I am currently using Janus with its SIP plugin to serve as a broker between a native WebRTC client (a native Android app written in Kotlin) and a PBX (in my case, 3CX). So far, Janus is working great in terms of SIP registration and events.
My Android app communicates with a “man-in-the-middle” service that talks to the Android app on the one side, but manages the WebSocket connections to Janus on the other side. I call this the “Broker Interface”.
When calling from the Android app to an external landline (for example, my mobile phone), the following steps are taken:
- Android App signals to the Broker Interface that it wants to call phonenumber XYZ using SIP account PQR. It also includes an SDP offer without candidates (I use trickle ICE). The Android app starts signaling ICE candidates immediately after the offer has been generated, and also signals the “gathering completed” event to the Broker Interface.
- The Broker Interface uses the Janus websockets interface to call that number and includes the SDP offer without candidates in the “jsep” property.
- The Broker Interface receives Janus events regarding the call, indicating that the call is indeed being placed and it receives the ringing events from the PBX. In the meantime, the Broker Interface also forwards the ICE candidates from the Android app to Janus.
- When the call is accepted, Janus correctly creates a WebRTC PeerConnection with its respective SDP answer (with candidates, Janus uses half-trickle). The Broker Interface then immediately forwards this answer to the Android app.
- When the Android app receives this answer, it immediately sets the PeerConnection’s RemoteDescription to the answer so the ICE connection can start and finally, media can start flowing.

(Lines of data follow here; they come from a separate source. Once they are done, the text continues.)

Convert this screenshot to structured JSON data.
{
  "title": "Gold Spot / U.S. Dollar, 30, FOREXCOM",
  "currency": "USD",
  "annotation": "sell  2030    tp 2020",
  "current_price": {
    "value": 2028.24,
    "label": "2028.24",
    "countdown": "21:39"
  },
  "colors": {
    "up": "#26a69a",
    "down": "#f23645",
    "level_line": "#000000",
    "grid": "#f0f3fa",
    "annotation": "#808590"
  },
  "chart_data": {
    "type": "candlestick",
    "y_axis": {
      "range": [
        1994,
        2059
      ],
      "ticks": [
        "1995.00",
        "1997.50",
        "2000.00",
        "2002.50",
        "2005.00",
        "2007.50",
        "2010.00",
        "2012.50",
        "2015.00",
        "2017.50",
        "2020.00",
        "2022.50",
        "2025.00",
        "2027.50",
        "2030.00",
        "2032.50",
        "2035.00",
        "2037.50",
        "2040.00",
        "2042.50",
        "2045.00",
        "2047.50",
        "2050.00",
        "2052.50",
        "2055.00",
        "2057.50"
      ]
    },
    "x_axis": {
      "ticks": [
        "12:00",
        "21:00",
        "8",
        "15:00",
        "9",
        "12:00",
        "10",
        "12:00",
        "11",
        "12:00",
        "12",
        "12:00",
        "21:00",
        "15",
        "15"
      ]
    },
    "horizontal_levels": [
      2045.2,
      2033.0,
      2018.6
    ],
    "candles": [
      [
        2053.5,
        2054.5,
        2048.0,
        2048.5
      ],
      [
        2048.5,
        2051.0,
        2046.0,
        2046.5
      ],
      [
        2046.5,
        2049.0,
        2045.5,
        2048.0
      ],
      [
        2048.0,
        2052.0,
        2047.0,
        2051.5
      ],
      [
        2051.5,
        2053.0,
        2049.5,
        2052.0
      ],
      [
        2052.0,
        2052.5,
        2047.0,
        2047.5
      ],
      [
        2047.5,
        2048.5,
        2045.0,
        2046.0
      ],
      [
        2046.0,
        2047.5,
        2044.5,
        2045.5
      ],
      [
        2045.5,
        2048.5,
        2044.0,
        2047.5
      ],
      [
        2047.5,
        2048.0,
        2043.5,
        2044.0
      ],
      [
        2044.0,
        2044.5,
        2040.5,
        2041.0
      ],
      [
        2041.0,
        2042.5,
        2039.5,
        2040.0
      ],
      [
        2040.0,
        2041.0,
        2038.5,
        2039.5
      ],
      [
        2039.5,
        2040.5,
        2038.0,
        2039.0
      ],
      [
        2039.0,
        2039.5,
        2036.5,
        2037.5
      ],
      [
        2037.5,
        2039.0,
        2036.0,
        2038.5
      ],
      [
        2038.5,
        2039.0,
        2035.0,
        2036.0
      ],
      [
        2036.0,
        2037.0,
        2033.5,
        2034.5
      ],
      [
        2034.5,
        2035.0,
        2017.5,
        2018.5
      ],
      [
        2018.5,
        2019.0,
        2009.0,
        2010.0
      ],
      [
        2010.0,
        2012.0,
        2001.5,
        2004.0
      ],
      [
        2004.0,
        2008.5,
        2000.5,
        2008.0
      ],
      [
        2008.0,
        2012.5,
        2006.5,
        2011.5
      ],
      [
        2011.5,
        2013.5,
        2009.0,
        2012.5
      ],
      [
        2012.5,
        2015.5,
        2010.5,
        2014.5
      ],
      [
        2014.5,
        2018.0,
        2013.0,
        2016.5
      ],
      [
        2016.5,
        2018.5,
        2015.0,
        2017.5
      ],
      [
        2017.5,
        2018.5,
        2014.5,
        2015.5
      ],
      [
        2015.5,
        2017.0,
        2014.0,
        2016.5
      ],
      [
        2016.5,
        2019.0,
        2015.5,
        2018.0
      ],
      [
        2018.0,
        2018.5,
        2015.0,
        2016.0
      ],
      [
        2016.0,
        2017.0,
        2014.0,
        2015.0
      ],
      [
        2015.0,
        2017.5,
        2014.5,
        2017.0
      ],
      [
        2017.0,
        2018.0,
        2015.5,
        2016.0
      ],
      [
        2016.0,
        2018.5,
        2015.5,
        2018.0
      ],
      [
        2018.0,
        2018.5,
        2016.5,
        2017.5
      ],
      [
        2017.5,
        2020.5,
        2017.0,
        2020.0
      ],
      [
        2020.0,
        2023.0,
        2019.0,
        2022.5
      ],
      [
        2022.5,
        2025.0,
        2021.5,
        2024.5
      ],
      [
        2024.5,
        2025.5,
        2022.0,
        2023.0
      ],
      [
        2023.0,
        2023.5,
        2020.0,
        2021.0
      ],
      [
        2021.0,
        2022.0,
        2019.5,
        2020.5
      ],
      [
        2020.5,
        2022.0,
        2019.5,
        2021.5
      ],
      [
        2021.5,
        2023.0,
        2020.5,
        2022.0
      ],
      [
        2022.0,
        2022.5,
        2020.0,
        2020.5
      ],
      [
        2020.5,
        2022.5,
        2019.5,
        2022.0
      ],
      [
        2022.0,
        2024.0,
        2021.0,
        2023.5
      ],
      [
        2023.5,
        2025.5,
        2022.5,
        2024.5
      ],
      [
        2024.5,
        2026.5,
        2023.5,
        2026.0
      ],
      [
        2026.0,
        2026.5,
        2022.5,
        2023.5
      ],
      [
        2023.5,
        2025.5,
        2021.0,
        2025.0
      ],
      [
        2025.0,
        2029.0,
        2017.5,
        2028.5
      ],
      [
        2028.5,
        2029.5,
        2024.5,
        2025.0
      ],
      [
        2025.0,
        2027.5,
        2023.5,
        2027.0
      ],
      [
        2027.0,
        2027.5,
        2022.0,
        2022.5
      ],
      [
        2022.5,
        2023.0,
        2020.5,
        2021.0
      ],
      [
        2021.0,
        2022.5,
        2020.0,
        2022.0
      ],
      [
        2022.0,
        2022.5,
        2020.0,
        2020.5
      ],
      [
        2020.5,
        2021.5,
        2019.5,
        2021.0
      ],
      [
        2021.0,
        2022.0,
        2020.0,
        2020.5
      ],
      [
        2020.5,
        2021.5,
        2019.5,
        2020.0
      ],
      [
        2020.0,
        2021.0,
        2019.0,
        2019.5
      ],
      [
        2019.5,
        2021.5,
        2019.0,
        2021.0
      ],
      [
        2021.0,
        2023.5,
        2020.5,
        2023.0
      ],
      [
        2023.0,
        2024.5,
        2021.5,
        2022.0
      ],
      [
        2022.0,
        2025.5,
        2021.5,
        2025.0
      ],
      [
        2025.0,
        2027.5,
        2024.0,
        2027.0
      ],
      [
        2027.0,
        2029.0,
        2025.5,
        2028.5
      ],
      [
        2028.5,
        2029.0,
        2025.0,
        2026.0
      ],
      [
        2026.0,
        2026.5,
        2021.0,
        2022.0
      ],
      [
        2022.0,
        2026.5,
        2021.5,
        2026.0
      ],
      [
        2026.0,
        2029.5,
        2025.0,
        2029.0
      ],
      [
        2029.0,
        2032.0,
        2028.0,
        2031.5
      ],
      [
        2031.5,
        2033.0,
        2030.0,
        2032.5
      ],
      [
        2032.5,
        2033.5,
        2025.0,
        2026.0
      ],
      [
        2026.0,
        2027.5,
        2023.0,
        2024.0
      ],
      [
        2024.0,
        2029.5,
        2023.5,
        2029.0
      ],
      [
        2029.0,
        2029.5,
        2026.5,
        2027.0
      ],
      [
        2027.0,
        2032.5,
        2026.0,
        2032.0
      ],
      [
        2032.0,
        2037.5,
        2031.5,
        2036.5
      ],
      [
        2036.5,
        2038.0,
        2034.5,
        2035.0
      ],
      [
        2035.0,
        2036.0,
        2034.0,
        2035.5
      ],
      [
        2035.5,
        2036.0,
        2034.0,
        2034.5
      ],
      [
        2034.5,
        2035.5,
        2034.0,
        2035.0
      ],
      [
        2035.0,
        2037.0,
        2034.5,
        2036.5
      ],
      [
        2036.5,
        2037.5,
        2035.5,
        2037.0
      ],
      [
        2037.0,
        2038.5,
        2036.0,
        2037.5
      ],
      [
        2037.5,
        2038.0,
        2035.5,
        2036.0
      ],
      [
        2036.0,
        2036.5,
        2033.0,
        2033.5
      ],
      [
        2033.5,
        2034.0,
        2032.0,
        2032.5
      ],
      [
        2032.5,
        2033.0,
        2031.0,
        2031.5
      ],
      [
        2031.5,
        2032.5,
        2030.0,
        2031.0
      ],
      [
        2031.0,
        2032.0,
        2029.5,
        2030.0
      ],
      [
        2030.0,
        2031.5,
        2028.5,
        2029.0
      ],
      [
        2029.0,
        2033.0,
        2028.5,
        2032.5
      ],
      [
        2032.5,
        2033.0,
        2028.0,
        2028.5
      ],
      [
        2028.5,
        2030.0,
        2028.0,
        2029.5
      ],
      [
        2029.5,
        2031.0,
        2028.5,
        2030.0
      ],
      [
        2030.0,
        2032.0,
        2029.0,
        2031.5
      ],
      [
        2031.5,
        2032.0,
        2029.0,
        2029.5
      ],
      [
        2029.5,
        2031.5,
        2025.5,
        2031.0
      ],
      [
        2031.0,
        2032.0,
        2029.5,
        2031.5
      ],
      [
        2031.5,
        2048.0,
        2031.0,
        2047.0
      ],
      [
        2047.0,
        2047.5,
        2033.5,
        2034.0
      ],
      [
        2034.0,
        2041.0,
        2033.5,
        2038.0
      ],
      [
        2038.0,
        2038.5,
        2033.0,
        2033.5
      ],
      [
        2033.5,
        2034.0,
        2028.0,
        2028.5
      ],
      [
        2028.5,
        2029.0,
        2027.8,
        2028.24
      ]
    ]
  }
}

This all works as expected. However, the Android WebRTC SDK takes quite some time from the moment I set the remote description to the moment that media starts flowing. This can easily take a second. When calling from the Android app to a landline (PSTN), this delay is unacceptable, because the caller will miss the callee’s greeting (The “Hello, this is ” will never reach the caller, because the caller is still building its ICE connection).
What I am looking for is a possibility for Janus (or the SIP plugin) to create a WebRTC peer connection before the SIP call is accepted, so my “slow” Android WebRTC SDK can already start the ICE connection. Consequently, when the SIP call is accepted, media can start flowing immediately, without delay or “missed” parts in the beginning.
I know that part of the functionality I described is already supported through “early media” support. However, not all SIP servers I have to work with support this feature. (In my test server (3CX), I have never seen a 183 response to an invite. Is there something I missed there?)
Another possible option could also be to create a room using the AudioBridge for each call, so the Android app can already connect to the room, and when the SIP plugin gets the SIP accepted event, add the SIP plugin SDP answer as offer to the room we just created for that call. This feels… inefficient and a bit clumsy, however.
It would be fantastic if the Janus or its SIP plugin could create a WebRTC peerconnection before the SIP call is accepted. If this is not possible, is there another way to solve my issue?